Seine Stimme klingt bei aller Höhensicherheit
baritonal-männlich, das stimmt. Dass er dem zum Trotz ein Tenor ist und
bleibt, erfährt man, sobald er die oft in extrem tiefen Lagen notierten,
melancholischen Verse von Abschied und Resignation in den Sätzen 4 und 6
deklamiert. „Erzählend und ohne Espressivo“ steht über der ersten Zeile des
abschließenden Li-Tai-Po-Gedichts – das müsste als quasi Generalabsolution
für viele Phrasen in Kaufmanns Versuch herhalten; allein, wenig später
bittet Mahler schon wieder um „sehr ausdrucksvollen“ Gesang. Den kann
Kaufmann im tiefen Vokalkeller nicht bieten. Ob Kaufmann, der Manager, für
Kaufmann, den Tenor, Kaufmann, den Bariton, als ebenbürtigen Partner
akzeptieren würde? Das abschließende „Ewig, ewig“, eine Oktave höher
gesungen, hätte vielleicht die sonst unausbleibliche bewegende Wirkung
gehabt.
Diesmal sorgte – bei besonders zügigen Tempi – eher der
Respekt für die athletische Leistung für den obligaten Schlussjubel.

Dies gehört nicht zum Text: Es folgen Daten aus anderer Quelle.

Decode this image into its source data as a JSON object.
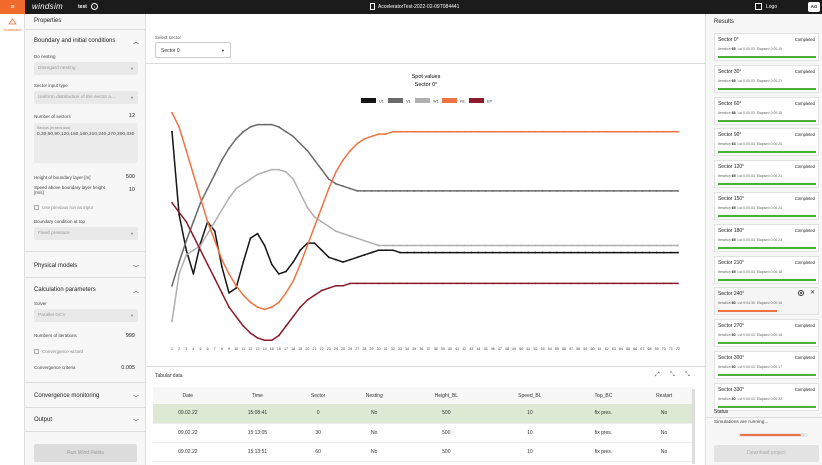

Wie mit
der improvisatorisch kühnen Mahler'schen Klangsprache umzugehen wäre,
erschloss sich diesmal höchstens aus einigen philharmonischen
Holzbläsersoli, die zuvor schon Richard Strauss' „Tod und Verklärung“ vor
dem rettungslosen Ertrinken im Orchester-Farbtopf bewahrt hatten.